Biden's Senate win gives him "stronger" hands with Xi
Nov 13, 2022
Phnom Penh [Cambodia], November 13 : US President Joe Biden on Sunday said that he is "coming in stronger" to his first in-person meeting with Chinese leader Xi Jinping on Monday after US voters returned control of the Senate to his party with the re-election of Nevada's Catherine Cortez Masto.
Biden says he goes into Xi meeting politically "stronger" after the midterm election. "I know I'm coming in stronger," US President Joe Biden said in Phnom Penh, where he is meeting with other Asian leaders in Cambodia.
"I feel good and I'm looking forward to the next couple of years," he said after the Democrats retained control of the Senate.
China's Xi and Biden have known each for more than a decade, but Monday will see them meet face-to-face for the first time in their current roles.
"We have very little misunderstanding. We just gotta figure out what the red lines are," said Biden.
The relationship between the world's biggest economies has deteriorated since Biden took office over economic competition, human rights issues and rising tensions between China and Taiwan.
Washington and Beijing are at loggerheads over issues ranging from trade to human rights in China's Xinjiang region and the status of the self-ruled island of Taiwan.
Biden is set to confront a series of stark challenges in his sit-down with Japan's Prime Minister Fumio Kishida and South Korean President Yoon Suk Yeol, critical allies in an Indo-Pacific region rattled by an increasingly belligerent North Korea. An assertive and confrontational China, long a central animating issue for the Biden administration, also looms large, reported CNN.
Biden will also meet with Kishida and Yoon individually before their trilateral meeting.
Biden's stop at the Asian nation's summit comes as advisers see a clear boost from bucking the historical and political trends in the midterm elections.
The party defied the historical trend of midterm elections breaking against parties in power and overcame anxiety over high inflation, cementing its majority as voters rejected Republican candidates who had aligned themselves with former President Donald Trump and in many cases parroted his lies about widespread election fraud.
Retaining Senate control is a huge boost to President Joe Biden over the remaining two years of his first term in the White House, with one more Senate race outstanding that will determine the final balance of power in the chamber - and how much leverage the president's party will ultimately have.

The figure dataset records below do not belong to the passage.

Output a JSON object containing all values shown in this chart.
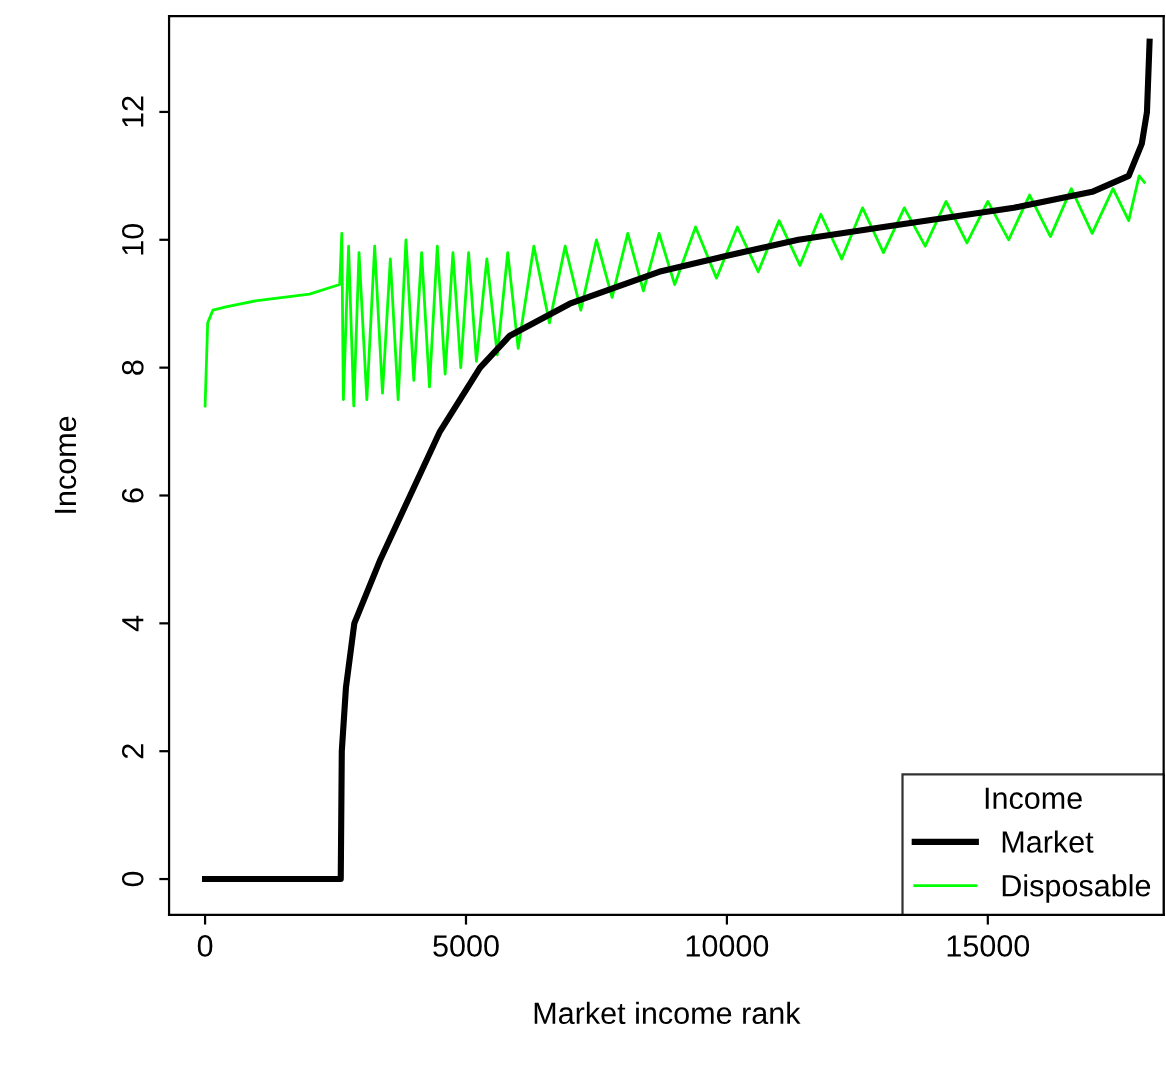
{
  "chart_data": {
    "type": "line",
    "xlabel": "Market income rank",
    "ylabel": "Income",
    "xlim": [
      -690,
      18370
    ],
    "ylim": [
      -0.56,
      13.5
    ],
    "xticks": [
      0,
      5000,
      10000,
      15000
    ],
    "yticks": [
      0,
      2,
      4,
      6,
      8,
      10,
      12
    ],
    "grid": false,
    "legend": "bottom right",
    "legend_title": "Income",
    "marker": "none",
    "line_style": "solid",
    "series": [
      {
        "name": "Market",
        "color": "#000000",
        "x": [
          0,
          2600,
          2620,
          2700,
          2860,
          3360,
          3930,
          4500,
          5270,
          5840,
          6990,
          8700,
          10000,
          11370,
          13000,
          15500,
          17000,
          17700,
          17950,
          18050,
          18100
        ],
        "values": [
          0,
          0,
          2,
          3,
          4,
          5,
          6,
          7,
          8,
          8.5,
          9,
          9.5,
          9.75,
          10,
          10.2,
          10.5,
          10.75,
          11,
          11.5,
          12,
          13.1
        ]
      },
      {
        "name": "Disposable",
        "color": "#00ff00",
        "x": [
          0,
          50,
          150,
          400,
          1000,
          2000,
          2580,
          2620,
          2650,
          2750,
          2850,
          2950,
          3100,
          3250,
          3400,
          3550,
          3700,
          3850,
          4000,
          4150,
          4300,
          4450,
          4600,
          4750,
          4900,
          5050,
          5200,
          5400,
          5600,
          5800,
          6000,
          6300,
          6600,
          6900,
          7200,
          7500,
          7800,
          8100,
          8400,
          8700,
          9000,
          9400,
          9800,
          10200,
          10600,
          11000,
          11400,
          11800,
          12200,
          12600,
          13000,
          13400,
          13800,
          14200,
          14600,
          15000,
          15400,
          15800,
          16200,
          16600,
          17000,
          17400,
          17700,
          17900,
          18000
        ],
        "values": [
          7.4,
          8.7,
          8.9,
          8.95,
          9.05,
          9.15,
          9.3,
          10.1,
          7.5,
          9.9,
          7.4,
          9.8,
          7.5,
          9.9,
          7.6,
          9.7,
          7.5,
          10.0,
          7.8,
          9.8,
          7.7,
          9.9,
          7.9,
          9.8,
          8.0,
          9.8,
          8.1,
          9.7,
          8.2,
          9.8,
          8.3,
          9.9,
          8.7,
          9.9,
          8.9,
          10.0,
          9.1,
          10.1,
          9.2,
          10.1,
          9.3,
          10.2,
          9.4,
          10.2,
          9.5,
          10.3,
          9.6,
          10.4,
          9.7,
          10.5,
          9.8,
          10.5,
          9.9,
          10.6,
          9.95,
          10.6,
          10.0,
          10.7,
          10.05,
          10.8,
          10.1,
          10.8,
          10.3,
          11.0,
          10.9
        ]
      }
    ]
  }
}
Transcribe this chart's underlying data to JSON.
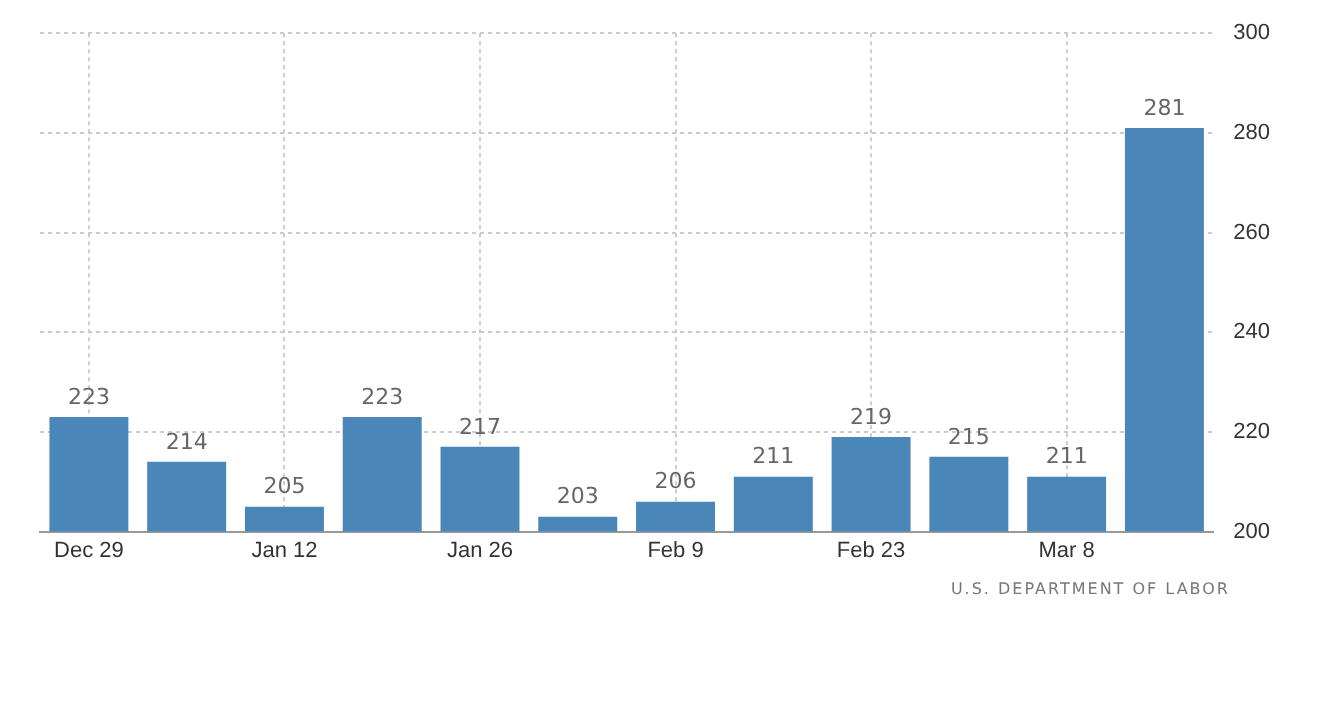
{
  "chart_data": {
    "type": "bar",
    "categories": [
      "Dec 29",
      null,
      "Jan 12",
      null,
      "Jan 26",
      null,
      "Feb 9",
      null,
      "Feb 23",
      null,
      "Mar 8",
      null
    ],
    "values": [
      223,
      214,
      205,
      223,
      217,
      203,
      206,
      211,
      219,
      215,
      211,
      281
    ],
    "color": "#4a86b8",
    "ylim": [
      200,
      300
    ],
    "yticks": [
      200,
      220,
      240,
      260,
      280,
      300
    ],
    "grid": true,
    "data_labels": true,
    "legend": false,
    "annotations": [
      "U.S. DEPARTMENT OF LABOR"
    ]
  }
}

"I think it's a reflection of the quality of our candidates," Biden told reporters in Cambodia shortly after news outlets projected Democrats would keep their Senate majority.
"They're all running on the same program. Wasn't anybody who wasn't running on what we did," Biden went on.
Democrats will be able to confirm Biden's judicial nominees - avoiding scenarios such as the one former President Barack Obama faced in 2016, when then-Senate Majority Leader Mitch McConnell refused to hold a vote on his Supreme Court nominee, Merrick Garland. It also means that Senate Democrats can reject bills passed by the House and can set their own agenda, reported CNN.
The Senate win comes with control of the House - where Republicans were widely expected to win a majority - still up for grabs. Ballots are still being counted in key districts in some states, including California, Arizona and Oregon, with large shares of mail-in ballots. Even if Democrats don't retain control of the House, they could leave the GOP with a small and unruly majority.